When the laugh at his expense had subsided Frank suggested that they get into canoes at once and go ashore to discover what had become of Ben. The proposal was greeted as a good one and in short time the light craft were overboard and the boys paddling with all their might for the shore. Lathrop kept his eyes steadily ahead all the way, nor did he once look at the transparent water about them which, as the sun got higher, began to swarm with black fins and queer ill-shaped monsters of the deep,—jew-fish, rays, and huge sun-fish,—which seen through the water looked like so many ill-shaped dragons. On shore the boys hastened at once to their camp-fire of the night before. Its ashes were strewn abroad but in the gray dust, Frank, with an exclamation of surprise, made out the numerous indentations of a queer-shaped flat foot—it was the same mark that had made Ben set off through the jungle. But the boys, less expert than he, could not track their way by looking out for bent ferns or broken bits of undergrowth.
A council of war was held. There were some of the leavings of the feast of the night before in the cooking-pots, and on these and some coffee brought ashore in the small emergency box fitted into each canoe, they made a satisfactory breakfast, after which, as the result of their confab, it was decided to attempt to circumnavigate the island in the canoes. By this means they thought they were pretty sure of finding Ben as the fact that the spot of land being unchartered argued against its being of any considerable size.
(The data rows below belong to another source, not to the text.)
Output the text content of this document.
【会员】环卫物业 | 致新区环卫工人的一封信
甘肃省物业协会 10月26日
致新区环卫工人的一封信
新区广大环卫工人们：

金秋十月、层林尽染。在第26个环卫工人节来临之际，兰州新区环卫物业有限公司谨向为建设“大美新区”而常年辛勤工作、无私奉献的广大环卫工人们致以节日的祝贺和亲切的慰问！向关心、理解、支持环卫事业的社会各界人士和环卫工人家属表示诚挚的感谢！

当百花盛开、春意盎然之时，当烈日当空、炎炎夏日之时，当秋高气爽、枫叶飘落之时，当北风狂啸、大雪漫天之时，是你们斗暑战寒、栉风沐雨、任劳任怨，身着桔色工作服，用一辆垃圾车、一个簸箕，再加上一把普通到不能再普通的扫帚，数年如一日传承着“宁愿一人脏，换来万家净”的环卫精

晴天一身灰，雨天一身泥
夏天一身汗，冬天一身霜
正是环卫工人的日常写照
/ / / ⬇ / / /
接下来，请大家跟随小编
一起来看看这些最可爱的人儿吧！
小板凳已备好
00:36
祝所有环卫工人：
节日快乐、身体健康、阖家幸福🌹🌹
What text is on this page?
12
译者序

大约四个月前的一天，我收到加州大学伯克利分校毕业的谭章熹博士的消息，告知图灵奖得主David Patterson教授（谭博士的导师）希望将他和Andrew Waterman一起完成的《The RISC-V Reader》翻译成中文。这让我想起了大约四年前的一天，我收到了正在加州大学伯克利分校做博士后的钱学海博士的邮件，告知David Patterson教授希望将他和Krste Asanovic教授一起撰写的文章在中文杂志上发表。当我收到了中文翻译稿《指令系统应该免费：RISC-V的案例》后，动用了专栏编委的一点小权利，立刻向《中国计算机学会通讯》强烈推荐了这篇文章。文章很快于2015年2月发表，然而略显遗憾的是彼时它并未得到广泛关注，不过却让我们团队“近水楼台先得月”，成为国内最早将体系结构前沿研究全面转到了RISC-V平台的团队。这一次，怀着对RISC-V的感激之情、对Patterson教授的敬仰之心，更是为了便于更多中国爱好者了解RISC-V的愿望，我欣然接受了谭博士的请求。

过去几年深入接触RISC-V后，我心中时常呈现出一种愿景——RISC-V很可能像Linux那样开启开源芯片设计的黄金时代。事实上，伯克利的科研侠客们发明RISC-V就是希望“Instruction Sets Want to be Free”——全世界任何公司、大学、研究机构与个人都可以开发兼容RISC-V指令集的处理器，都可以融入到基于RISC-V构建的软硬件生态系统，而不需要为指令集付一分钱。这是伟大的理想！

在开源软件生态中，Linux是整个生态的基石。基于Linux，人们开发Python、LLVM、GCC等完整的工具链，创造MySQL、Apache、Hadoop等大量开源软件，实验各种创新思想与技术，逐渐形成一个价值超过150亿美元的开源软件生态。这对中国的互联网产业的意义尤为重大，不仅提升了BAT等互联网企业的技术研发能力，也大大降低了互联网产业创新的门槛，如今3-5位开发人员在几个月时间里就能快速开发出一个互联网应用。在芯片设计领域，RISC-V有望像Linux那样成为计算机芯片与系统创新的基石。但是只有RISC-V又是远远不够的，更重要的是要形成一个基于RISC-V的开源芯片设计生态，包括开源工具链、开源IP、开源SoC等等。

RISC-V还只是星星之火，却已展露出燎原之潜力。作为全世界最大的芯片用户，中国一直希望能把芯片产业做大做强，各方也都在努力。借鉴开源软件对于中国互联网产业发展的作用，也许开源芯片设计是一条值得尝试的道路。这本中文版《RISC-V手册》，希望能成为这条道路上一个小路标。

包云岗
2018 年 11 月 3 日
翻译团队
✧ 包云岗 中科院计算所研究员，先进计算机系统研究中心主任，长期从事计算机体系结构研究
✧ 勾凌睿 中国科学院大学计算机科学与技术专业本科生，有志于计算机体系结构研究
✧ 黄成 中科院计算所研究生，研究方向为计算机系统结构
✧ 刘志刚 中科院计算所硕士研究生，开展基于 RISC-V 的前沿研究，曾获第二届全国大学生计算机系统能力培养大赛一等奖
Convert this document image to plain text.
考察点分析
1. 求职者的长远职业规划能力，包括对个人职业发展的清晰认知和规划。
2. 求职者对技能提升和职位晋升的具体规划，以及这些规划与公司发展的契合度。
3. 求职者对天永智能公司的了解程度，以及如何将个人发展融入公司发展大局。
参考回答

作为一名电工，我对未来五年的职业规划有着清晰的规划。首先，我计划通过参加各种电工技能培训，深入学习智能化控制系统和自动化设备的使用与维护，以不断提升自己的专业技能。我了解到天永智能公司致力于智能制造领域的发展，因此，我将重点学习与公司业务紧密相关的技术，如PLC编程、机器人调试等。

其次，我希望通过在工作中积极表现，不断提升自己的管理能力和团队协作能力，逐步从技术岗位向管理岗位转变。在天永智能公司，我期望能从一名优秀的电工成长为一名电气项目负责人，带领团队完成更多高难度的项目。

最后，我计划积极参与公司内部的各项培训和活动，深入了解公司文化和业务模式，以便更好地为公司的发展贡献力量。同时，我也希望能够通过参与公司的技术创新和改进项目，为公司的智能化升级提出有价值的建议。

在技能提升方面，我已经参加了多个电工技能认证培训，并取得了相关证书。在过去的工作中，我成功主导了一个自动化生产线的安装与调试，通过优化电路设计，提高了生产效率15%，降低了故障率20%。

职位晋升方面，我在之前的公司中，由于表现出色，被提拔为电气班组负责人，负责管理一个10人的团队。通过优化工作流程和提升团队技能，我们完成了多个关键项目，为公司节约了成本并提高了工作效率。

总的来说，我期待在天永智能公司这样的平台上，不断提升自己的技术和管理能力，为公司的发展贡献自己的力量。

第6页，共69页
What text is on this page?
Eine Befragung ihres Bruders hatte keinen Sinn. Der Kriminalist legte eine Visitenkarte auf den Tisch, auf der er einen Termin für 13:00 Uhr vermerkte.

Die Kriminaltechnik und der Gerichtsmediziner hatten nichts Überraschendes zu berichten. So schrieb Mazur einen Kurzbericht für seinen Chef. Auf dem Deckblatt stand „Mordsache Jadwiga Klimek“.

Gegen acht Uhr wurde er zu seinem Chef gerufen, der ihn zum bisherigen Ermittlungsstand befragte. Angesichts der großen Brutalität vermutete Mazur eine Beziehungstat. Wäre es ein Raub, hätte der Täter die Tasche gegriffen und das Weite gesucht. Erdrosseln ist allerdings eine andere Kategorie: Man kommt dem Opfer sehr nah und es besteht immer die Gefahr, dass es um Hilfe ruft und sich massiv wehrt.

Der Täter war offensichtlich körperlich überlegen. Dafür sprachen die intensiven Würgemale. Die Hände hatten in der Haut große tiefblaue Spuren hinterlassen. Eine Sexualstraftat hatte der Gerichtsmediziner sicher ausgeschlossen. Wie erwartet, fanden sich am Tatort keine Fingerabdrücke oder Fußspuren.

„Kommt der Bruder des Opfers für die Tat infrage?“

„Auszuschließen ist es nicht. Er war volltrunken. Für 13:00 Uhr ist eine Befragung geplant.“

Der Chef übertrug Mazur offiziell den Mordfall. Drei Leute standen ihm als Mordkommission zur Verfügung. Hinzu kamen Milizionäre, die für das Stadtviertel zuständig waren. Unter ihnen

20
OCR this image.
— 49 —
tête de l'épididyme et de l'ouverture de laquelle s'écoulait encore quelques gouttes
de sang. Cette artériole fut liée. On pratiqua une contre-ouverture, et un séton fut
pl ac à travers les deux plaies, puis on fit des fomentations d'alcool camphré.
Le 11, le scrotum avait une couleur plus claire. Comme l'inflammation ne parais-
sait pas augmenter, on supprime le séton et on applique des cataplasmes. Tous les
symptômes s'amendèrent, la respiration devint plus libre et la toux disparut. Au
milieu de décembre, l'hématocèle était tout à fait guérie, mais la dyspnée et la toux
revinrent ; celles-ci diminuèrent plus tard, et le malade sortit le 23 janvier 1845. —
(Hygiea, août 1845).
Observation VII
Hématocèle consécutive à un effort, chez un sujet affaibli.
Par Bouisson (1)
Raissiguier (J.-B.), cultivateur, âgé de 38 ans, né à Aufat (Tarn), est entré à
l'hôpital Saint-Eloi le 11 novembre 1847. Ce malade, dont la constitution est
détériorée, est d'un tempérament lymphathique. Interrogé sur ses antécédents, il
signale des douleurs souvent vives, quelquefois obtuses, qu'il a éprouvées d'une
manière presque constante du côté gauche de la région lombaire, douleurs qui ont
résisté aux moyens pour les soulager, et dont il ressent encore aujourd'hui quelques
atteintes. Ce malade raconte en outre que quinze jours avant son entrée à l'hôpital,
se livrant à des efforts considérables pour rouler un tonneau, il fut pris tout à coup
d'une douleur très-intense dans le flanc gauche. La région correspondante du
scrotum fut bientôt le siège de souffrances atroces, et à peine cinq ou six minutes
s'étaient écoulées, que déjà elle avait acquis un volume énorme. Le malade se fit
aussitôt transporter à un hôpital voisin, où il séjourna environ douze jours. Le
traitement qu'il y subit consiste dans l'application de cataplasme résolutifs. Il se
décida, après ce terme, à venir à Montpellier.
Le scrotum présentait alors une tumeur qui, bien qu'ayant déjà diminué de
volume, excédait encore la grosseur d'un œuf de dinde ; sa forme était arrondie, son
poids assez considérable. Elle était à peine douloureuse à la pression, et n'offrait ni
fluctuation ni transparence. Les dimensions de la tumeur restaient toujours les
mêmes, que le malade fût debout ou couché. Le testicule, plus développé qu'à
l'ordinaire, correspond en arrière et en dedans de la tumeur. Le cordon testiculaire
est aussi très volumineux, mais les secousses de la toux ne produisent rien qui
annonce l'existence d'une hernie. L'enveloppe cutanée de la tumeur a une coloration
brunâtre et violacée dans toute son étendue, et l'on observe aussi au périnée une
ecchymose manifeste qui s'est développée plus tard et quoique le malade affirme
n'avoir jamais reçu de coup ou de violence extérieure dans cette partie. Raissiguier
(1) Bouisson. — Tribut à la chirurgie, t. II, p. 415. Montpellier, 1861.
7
In fifteen minutes the canoes were underway and rapidly skirting the island. On the smooth water they made swift progress and in little more than an hour had rounded the southerly point and were working their way up the other coast. The island had turned out to be even smaller than they thought. They were opposite a pretty little bay in which, instead of the everlasting mangroves, an inviting little strip of pure white sand, fringed by a green palm grove, sloped down to the water, when suddenly their ears were saluted by a shot from the woods.
“Ben Stubbs!” was their simultaneous thought and the canoes were at once headed for the shore.
Having landed, the boys with loud shouts of “Ahoy, Ben!” dashed up through the woods which, to their astonishment, were threaded at this point by a path—a crude track certainly, but still a path. They did not give much time to the consideration of their surroundings however, their minds being bent on finding Ben. Suddenly out of the brush right ahead there sounded the “hoo-hoo” of an owl. Now even Lathrop was enough of a naturalist to know that owls do not hoot in the broad daylight, so they all stopped and exchanged wondering glances.
“Well, that’s a new one,” remarked Billy sententiously.
“Who ever heard of an owl that knocked about in the sunlight before?” added Lathrop.